Remove Cabal dependency from GHC
AbandonedPublic

Authored by hvr on Aug 22 2014, 10:44 AM.

Details

Reviewers
ezyang
austin
duncan
Apply Patch
arc patch D172
Trac Issues
#8244
Summary

(Uploaded on behalf of Duncan)

We can serialise directly, without having to convert some fields to
string first.

(Part of preparitory work for removing the compiler's dep on Cabal)

Drop support for single-file style package databases

Historically the package db format was a single text file in Read/Show
format containing [InstalledPackageInfo]. For several years now the
default format has been a directory with one file per package, plus a
binary cache.

The old format cannot be supported under the new scheme where the
compiler will not depend on the Cabal library (because it will not
have access to the InstalledPackageInfo type) so we must drop support.
It would still technically be possible to support a single text file
style db (but containing a different type), but there does not seem to
be any compelling reason to do so.

(Part of preparitory work for removing the compiler's dep on Cabal)

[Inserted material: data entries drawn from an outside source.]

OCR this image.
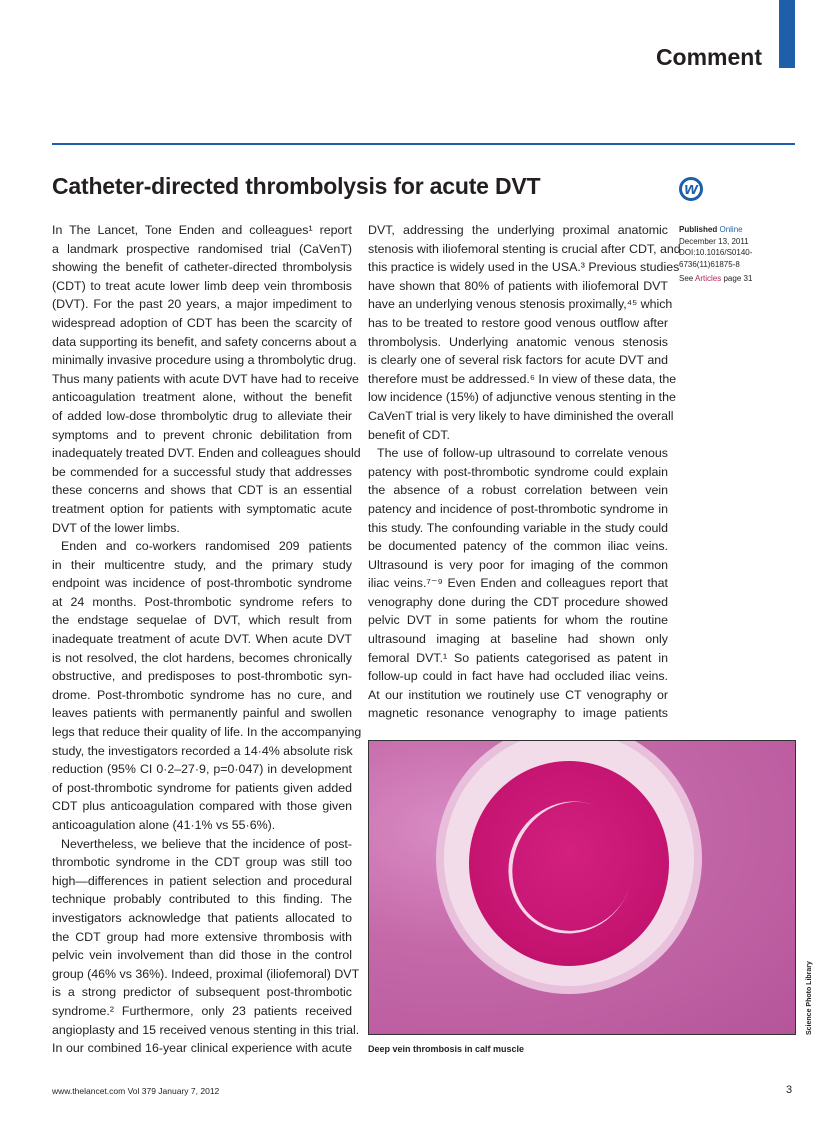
Comment
Catheter-directed thrombolysis for acute DVT	w
In The Lancet, Tone Enden and colleagues¹ report
a landmark prospective randomised trial (CaVenT)
showing the benefit of catheter-directed thrombolysis
(CDT) to treat acute lower limb deep vein thrombosis
(DVT). For the past 20 years, a major impediment to
widespread adoption of CDT has been the scarcity of
data supporting its benefit, and safety concerns about a
minimally invasive procedure using a thrombolytic drug.
Thus many patients with acute DVT have had to receive
anticoagulation treatment alone, without the benefit
of added low-dose thrombolytic drug to alleviate their
symptoms and to prevent chronic debilitation from
inadequately treated DVT. Enden and colleagues should
be commended for a successful study that addresses
these concerns and shows that CDT is an essential
treatment option for patients with symptomatic acute
DVT of the lower limbs.
Enden and co-workers randomised 209 patients
in their multicentre study, and the primary study
endpoint was incidence of post-thrombotic syndrome
at 24 months. Post-thrombotic syndrome refers to
the endstage sequelae of DVT, which result from
inadequate treatment of acute DVT. When acute DVT
is not resolved, the clot hardens, becomes chronically
obstructive, and predisposes to post-thrombotic syn-
drome. Post-thrombotic syndrome has no cure, and
leaves patients with permanently painful and swollen
legs that reduce their quality of life. In the accompanying
study, the investigators recorded a 14·4% absolute risk
reduction (95% CI 0·2–27·9, p=0·047) in development
of post-thrombotic syndrome for patients given added
CDT plus anticoagulation compared with those given
anticoagulation alone (41·1% vs 55·6%).
Nevertheless, we believe that the incidence of post-
thrombotic syndrome in the CDT group was still too
high—differences in patient selection and procedural
technique probably contributed to this finding. The
investigators acknowledge that patients allocated to
the CDT group had more extensive thrombosis with
pelvic vein involvement than did those in the control
group (46% vs 36%). Indeed, proximal (iliofemoral) DVT
is a strong predictor of subsequent post-thrombotic
syndrome.² Furthermore, only 23 patients received
angioplasty and 15 received venous stenting in this trial.
In our combined 16-year clinical experience with acute
DVT, addressing the underlying proximal anatomic
stenosis with iliofemoral stenting is crucial after CDT, and
this practice is widely used in the USA.³ Previous studies
have shown that 80% of patients with iliofemoral DVT
have an underlying venous stenosis proximally,⁴⁵ which
has to be treated to restore good venous outflow after
thrombolysis. Underlying anatomic venous stenosis
is clearly one of several risk factors for acute DVT and
therefore must be addressed.⁶ In view of these data, the
low incidence (15%) of adjunctive venous stenting in the
CaVenT trial is very likely to have diminished the overall
benefit of CDT.
The use of follow-up ultrasound to correlate venous
patency with post-thrombotic syndrome could explain
the absence of a robust correlation between vein
patency and incidence of post-thrombotic syndrome in
this study. The confounding variable in the study could
be documented patency of the common iliac veins.
Ultrasound is very poor for imaging of the common
iliac veins.⁷⁻⁹ Even Enden and colleagues report that
venography done during the CDT procedure showed
pelvic DVT in some patients for whom the routine
ultrasound imaging at baseline had shown only
femoral DVT.¹ So patients categorised as patent in
follow-up could in fact have had occluded iliac veins.
At our institution we routinely use CT venography or
magnetic resonance venography to image patients
Published Online
December 13, 2011
DOI:10.1016/S0140-
6736(11)61875-8
See Articles page 31
Science Photo Library
Deep vein thrombosis in calf muscle
www.thelancet.com Vol 379 January 7, 2012	3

Improve the ghc-pkg warnings for missing and out of date package cache files

In particular, report when it's missing, and also report it for ghc-pkg check.
Also make the warning message more explicit, that ghc will not be able to
read these dbs, even though ghc-pkg may be able to.

Introduce new file format for the package database binary cache

The purpose of the new format is to make it possible for the compiler
to not depend on the Cabal library. The new cache file format contains
more or less the same information duplicated in two different sections
using different representations.

One section is basically the same as what the package db contains now,
a list of packages using the types defined in the Cabal library. This
section is read back by ghc-pkg, and used for things like ghc-pkg dump
which have to produce output using the Cabal InstalledPackageInfo text
representation.

The other section is a ghc-local type which contains a subset of the
information from the Cabal InstalledPackageInfo -- just the bits that
the compiler cares about.

The trick is that the compiler can read this second section without
needing to know the representation (or types) of the first part. The
ghc-pkg tool knows about both representations and writes both.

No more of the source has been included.